Concéntrico y la emoción
En el mundo de las artes, especialmente las bellas, es vieja la polémica sobre qué puede considerarse arte y qué no. Aquel que dijo «las ... vanguardias están acabando con el arte» puede que no tuviera ninguna razón, pero encendió una mecha que no deja de producir chispullas. Quién no ha escuchado, o dicho, alguna vez: «Esto no es poesía», «Esto no es arte», «Esto no es...». Si en algo puede haber consenso es en que la importancia de una obra artística se mide por la emoción que es capaz de producir, aunque también esto requeriría alguna precisión, pues no es lo mismo emocionarse con las vicisitudes argumentales de un folletín que con la belleza de las palabras unidas. ¿Se puede comparar la emoción de la adolescente que llora y grita frenéticamente, ante la presencia de su rockero favorito, con las silenciosas lágrimas que resbalan por la mejilla del anciano, al escuchar Nessun dorma, el aria de Turandot? Claro que la emoción no está producida solamente por el objeto artístico, sino también por la capacidad que tenga el sujeto de apreciar la belleza, en la que influyen tanto la sensibilidad genética como la preparación intelectual.

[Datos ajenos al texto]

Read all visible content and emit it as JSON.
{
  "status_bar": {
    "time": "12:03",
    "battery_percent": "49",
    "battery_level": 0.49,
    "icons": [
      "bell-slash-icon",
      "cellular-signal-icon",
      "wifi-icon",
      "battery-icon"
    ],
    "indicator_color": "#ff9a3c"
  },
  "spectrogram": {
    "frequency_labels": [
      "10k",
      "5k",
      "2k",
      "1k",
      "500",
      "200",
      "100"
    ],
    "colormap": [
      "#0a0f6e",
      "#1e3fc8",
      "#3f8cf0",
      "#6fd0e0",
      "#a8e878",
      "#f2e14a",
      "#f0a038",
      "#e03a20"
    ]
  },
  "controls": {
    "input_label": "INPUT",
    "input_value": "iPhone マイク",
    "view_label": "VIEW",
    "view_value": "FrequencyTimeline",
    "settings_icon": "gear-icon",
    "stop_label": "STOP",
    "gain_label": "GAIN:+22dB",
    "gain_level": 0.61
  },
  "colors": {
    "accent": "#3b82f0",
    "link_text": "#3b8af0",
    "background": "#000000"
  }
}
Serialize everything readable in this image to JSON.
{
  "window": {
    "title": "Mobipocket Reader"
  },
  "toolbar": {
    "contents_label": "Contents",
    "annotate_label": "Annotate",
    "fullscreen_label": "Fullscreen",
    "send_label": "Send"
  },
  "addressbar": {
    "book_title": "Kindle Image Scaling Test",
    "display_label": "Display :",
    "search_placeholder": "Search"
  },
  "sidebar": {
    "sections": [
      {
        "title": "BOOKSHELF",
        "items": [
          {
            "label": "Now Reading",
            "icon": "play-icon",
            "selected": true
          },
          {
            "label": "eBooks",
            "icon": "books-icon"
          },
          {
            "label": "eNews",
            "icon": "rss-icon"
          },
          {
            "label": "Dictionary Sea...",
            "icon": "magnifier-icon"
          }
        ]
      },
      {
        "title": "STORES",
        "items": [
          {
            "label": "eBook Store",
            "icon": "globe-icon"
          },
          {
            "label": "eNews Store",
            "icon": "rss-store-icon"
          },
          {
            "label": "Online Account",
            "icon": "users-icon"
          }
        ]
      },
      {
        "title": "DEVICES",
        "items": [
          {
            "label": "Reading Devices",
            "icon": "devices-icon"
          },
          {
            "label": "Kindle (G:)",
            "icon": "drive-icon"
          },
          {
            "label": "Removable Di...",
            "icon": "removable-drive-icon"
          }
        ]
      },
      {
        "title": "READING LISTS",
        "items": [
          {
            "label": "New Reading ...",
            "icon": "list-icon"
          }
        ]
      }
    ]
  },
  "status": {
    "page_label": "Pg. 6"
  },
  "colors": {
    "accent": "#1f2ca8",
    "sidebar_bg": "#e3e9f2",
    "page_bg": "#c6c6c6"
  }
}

Viene todo esto a cuento de la exposición CONCÉNTRICO, el festival internacional de arquitectura y diseño que llena estos días las calles logroñesas. Reconozco que quizá no soy el más indicado para hablar de esto, pues aunque aprecio y me emociona la belleza que habita en la música, el cine, la literatura..., nunca he conseguido emocionarme con la arquitectura, la escultura o con la pintura; y, aunque reconozco el mérito de algunas obras e, incluso, su valor emocional en determinados contextos –un Salcillo en la procesión del Viernes Santo–, su contemplación no me produce la íntima sensación de felicidad que sí me dan algunos poemas, arias, escenas.... Por eso suelo acudir regularmente a exposiciones, esperando sentir esa emoción que nunca llega y que se me niega sistemáticamente. He mirado con interés, varias veces, las obras en madera de CONCÉNTRICO, algunas colosales, pero la única sensación que me han producido es de indiferencia y, en algún caso, me han llevado a preguntarme: «¿Qué hace aquí este mamotreto?» Sí, ya supongo que es culpa mía, que no estoy preparado para admirar este tipo de arquitectura, pero lo que más me asombra es que ninguno de los caminantes dirige su mirada hacia las obras. Como si no existieran. No, no estoy solo en mi ignorancia, me temo que, por desgracia, me acompaña una ingente mayoría. Casi unanimidad. Siempre queda el consuelo, como decía mi abuelo, al ver el fervor con que mi abuela acudía a la iglesia: «Daño... no hace».